The menu promises ‘Great British dishes with colonial favourites from Malaysia, South Africa and India’. This could go one of two ways, we thought, and one of those ends with a Chinese on the way home. Sadly, things didn’t start well with some ‘spiced Cornish crab samosas’ that weren’t all that spicy and had no discernible crab flavour. The cucumber raita and zingy tomato and onion cachumber were nice but not enough to save the dish. Damn.
Across the table, shards of greaseless crackling went flying and a slab of meltingly tender pork belly was declared ‘the best bit of pig I’ve eaten since Belfast’. The ‘colonial’ influence, this time from Malaysia, was lurking underneath in the form of a fiery aubergine sambal and cooling shredded cucumber. We also shared a decent slice of homemade chicken, asparagus and truffle terrine with some tiny cornichons, a perky salad topped with ultra-fresh broad beans and wild garlic flowers, and best of all, a vivid green pea puree. Chef James Browne (ex-The Settle Inn, The Well) shared the secret - butter, and plenty of it. We should have guessed.

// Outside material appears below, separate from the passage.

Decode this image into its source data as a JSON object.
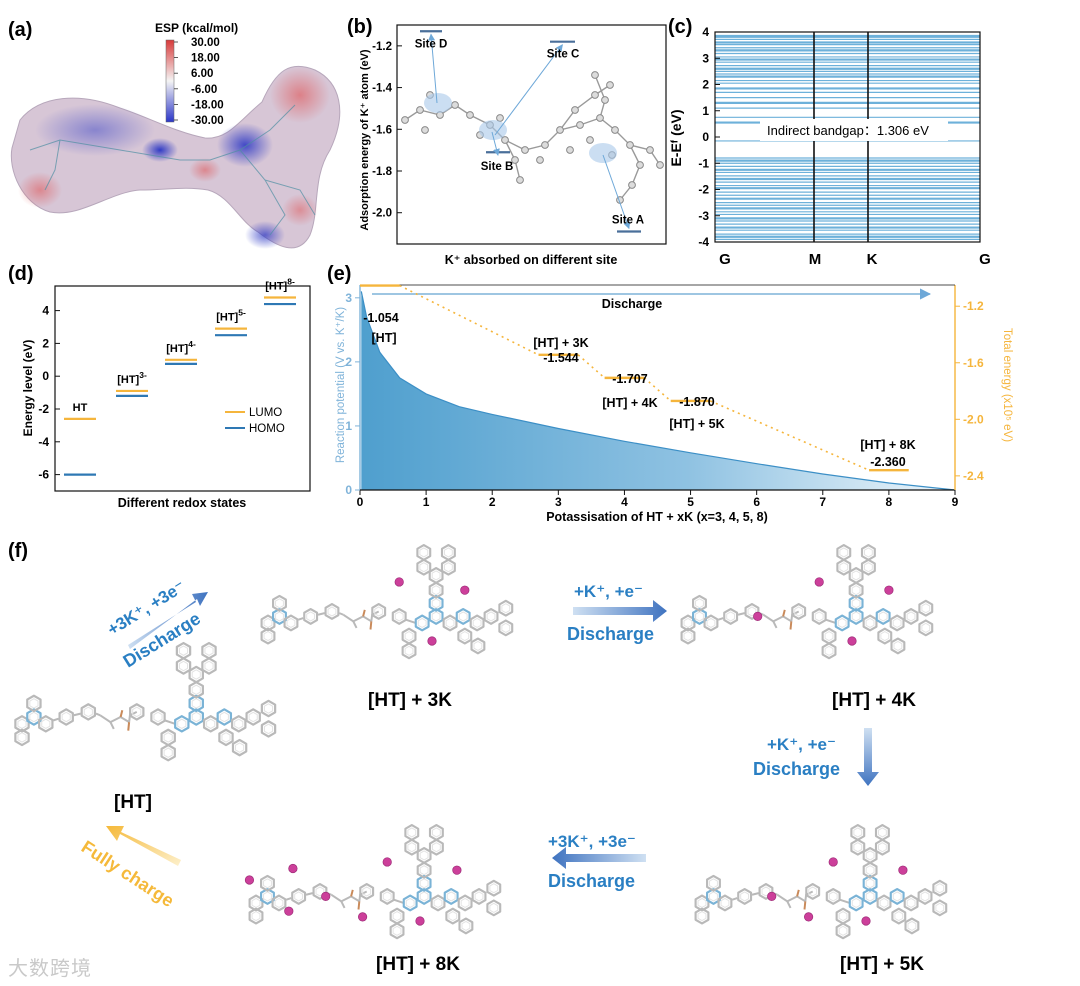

After the globe-trotting starters, we went trad-Brit with the mains and this time I chose the winning dish. In celebration of all things Spring, plump sweet scallops were paired with crisp potato and pea croquettes, samphire and a wild garlic cream sauce. The pungent leaves, beloved of chefs and foragers, didn’t overwhelm the dish and the scallops, whilst on the small side, were perfectly caramelised on top and creamy within. My companion’s lamb rump - served simply in its own delicious pan juices - came with more seasonal goodies like Jersey Royals, broad beans and peas that had retained that freshly podded flavour.
Dessert was unnecessary but not impossible, so we shared a slice of chocolate and hazelnut tart with a generous scoop of vanilla ice-cream. It was good, if not mind-blowing, and a welcome sweet note to end on.
The menu, with its colonial influences, could have been a car crash but thankfully they’ve kept things simple with just seven mains and no sign of any ill-advised ‘fusion’ dishes. There’s a steak and a burger on offer, if you really must, but there’s also a curry and a classic sea trout with caper butter. The wine list was put together by expert Tim Kitchener-Smith and lists some reasonably priced by-the-glass options. The bar is well stocked and there are a handful of tables outside if you just want to swing by for a drink, but if you visit The Jam Tree and don’t eat, you’re missing out.
The nearby Bird in Hand and Havelock Tavern will need to seriously raise their game to compete with this smart newcomer. (The former, on our visit, was dingy and needed a good clean). If you live locally, or you’re in town for an expo at Olympia, seek out The Jam Tree and give it a try. You won’t be disappointed.